O caso da indemnização na TAP tem muitas vertentes graves, entre elas a política, a ética e a moral. Mas um dos aspetos mais graves do que se passou com a agora ex-secretária de Estado do Tesouro é verificar que falharam uma série de procedimentos de escrutínio, previstos em quadros legais, e que vão desde o momento do pagamento da indemnização de 500 mil euros para sair da TAP até à sua escolha para o Governo, passando pela sua nomeação para a NAV. Dizer que não se sabia é tão ou mais grave do que saber. Pelo menos, se soubessem, ministros, secretários de Estado deste e do anterior Governo, entidades públicas várias, podiam limitar o problema à falta de sensibilidade política ou a um sentimento de “quero, posso e mando”. Não saberem é negligência, incompetência ou tratar os assuntos de Estado como se fizessem todos parte de um clube de amigos.

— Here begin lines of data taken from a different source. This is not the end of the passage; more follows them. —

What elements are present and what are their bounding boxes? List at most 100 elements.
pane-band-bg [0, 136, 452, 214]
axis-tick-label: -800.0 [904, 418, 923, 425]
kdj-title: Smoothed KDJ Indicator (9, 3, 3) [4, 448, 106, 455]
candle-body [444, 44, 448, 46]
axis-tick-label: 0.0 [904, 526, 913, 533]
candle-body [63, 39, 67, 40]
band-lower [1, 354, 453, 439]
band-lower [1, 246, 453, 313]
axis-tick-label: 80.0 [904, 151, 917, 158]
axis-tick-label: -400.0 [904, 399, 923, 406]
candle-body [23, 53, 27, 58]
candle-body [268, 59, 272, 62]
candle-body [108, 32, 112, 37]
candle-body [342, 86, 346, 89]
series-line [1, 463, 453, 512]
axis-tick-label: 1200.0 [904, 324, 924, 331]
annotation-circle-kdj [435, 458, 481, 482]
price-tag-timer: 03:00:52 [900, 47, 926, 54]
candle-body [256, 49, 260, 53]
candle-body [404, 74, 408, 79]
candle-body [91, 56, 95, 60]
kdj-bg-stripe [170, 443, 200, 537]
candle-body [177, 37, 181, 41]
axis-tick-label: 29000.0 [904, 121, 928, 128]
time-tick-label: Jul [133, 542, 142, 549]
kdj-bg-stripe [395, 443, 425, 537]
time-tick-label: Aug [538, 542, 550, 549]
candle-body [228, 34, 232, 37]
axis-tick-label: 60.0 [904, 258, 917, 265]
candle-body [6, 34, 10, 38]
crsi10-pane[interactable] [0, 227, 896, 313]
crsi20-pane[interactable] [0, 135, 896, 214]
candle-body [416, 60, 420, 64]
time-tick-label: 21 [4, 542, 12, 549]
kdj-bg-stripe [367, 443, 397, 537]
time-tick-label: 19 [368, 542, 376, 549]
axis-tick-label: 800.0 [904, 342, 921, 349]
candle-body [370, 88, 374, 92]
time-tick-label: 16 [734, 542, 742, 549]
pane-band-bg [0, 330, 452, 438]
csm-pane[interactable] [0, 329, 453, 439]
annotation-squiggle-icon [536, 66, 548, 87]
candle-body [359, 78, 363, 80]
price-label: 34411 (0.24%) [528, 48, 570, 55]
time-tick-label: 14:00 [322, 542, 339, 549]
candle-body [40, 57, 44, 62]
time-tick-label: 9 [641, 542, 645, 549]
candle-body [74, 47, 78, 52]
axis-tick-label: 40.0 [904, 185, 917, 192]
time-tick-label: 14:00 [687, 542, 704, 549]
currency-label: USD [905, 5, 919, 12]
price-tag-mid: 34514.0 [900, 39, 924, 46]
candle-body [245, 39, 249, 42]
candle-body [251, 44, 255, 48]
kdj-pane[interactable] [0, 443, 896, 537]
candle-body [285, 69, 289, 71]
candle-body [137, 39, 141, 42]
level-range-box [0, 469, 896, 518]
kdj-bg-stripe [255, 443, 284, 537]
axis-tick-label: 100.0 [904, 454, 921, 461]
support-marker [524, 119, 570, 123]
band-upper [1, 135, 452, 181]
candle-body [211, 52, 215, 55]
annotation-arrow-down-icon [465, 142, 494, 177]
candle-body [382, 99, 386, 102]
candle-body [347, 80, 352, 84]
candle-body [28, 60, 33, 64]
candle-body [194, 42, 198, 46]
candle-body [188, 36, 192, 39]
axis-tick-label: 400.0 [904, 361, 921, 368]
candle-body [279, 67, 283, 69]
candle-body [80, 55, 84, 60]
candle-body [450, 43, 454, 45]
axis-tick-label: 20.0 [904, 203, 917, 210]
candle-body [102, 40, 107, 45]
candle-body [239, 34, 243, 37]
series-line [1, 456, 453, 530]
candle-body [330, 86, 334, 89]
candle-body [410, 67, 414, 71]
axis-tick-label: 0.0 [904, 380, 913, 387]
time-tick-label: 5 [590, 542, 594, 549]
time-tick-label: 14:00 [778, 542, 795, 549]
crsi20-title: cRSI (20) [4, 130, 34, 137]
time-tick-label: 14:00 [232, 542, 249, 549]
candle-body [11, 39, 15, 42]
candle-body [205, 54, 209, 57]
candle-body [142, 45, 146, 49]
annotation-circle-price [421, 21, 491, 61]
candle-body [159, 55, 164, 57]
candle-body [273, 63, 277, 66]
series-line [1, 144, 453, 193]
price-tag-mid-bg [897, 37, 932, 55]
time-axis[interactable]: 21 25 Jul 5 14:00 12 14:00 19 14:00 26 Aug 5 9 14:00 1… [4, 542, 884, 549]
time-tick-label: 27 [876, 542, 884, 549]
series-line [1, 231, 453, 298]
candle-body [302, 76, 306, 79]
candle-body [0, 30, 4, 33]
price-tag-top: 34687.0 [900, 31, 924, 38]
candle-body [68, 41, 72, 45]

Comecemos pela decisão de pagar a indemnização. Tudo parece começar, pelo que é hoje contado, com o pedido da presidente executiva da TAP Christine Ourmières-Widener ao ministro das Infraestruturas Pedro Nuno Santos para negociar a saída da administração de Alexandra Reis, com quem se dava mal. E com isto podemos imaginar que pode ser relevante a probabilidade do cenário de o problema ter sido tratado como se estivéssemos num clube de amigos.

E é logo aqui que começa o primeiro acto que não cumpre os procedimentos. Estamos perante a decisão de destituir uma administradora, tema de accionista em qualquer empresa e especialmente sensível e importante numa empresa que está a ser ajudada pelos contribuintes e a pedir sacrifícios aos trabalhadores. A presidente executiva devia ter feito esta solicitação às duas tutelas que a TAP tem: o ministro das Infraestruturas e o ministro das Finanças, que então era João Leão. Quem passou por empresas públicas sabe que até temas que podem ser de pura gestão operacional exigem o “sim” das Finanças.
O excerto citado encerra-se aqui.